Program in Public Health, Stony Brook University, Stony Brook, NY.
Department of Health Care Administration, California State University Long Beach, Long Beach, CA.



Recent research has highlighted disparities in people who perceive as trustworthy sources of e-cigarette health information. Research has yet to examine if trusting a particular source of information is associated with use of e-cigarettes or perceptions of e-cigarette harm. We use a nationally representative survey of American adults to address these gaps in knowledge.


This study used data from the Health Information National Trends Survey (N = 3738). Logistic regression models were used to calculate odds of ever using e-cigarettes and perceived health harm of e-cigarettes. Trust in seven different sources of e-cigarette health information served as the independent variables. Models accounted for confounders.

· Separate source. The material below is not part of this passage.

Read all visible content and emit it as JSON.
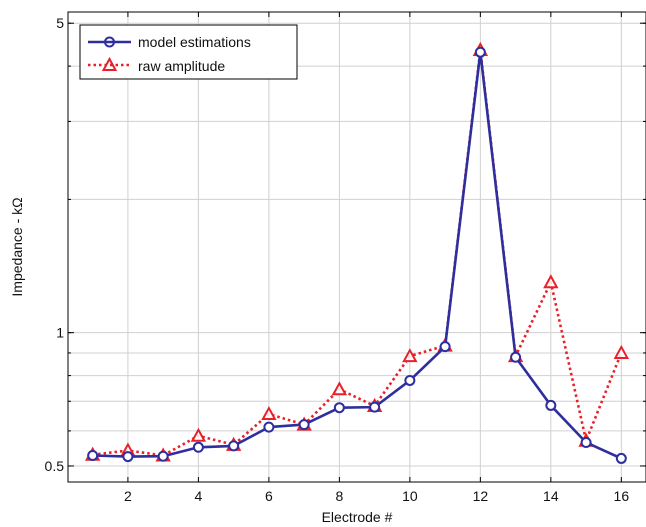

Trusting religious organizations "a lot" as sources of e-cigarette health information was associated with lower odds of ever using e-cigarettes and with lower odds of perceiving e-cigarettes as less harmful than conventional cigarettes. Trusting e-cigarette companies "a lot" as sources of e-cigarette health information was associated with lower odds of viewing e-cigarettes as harmful to health.


Trusting health information about e-cigarettes from sources in the medical or public health field was not associated with lower use of e-cigarettes or viewing e-cigarettes as more harmful. Trusting health information from e-cigarette companies yielded perceptions of e-cigarette harm that are consistent with messaging provided by these companies.


As use of e-cigarettes continues to climb, leveraging different modes of health communication will be critical to both discourage e-cigarette use among never-smokers and, potentially, to encourage use of e-cigarettes as an option to achieve smoking cessation or reduce the harm of tobacco products. Our findings suggest that religious organizations may be helpful in communicating anti-e-cigarette messages.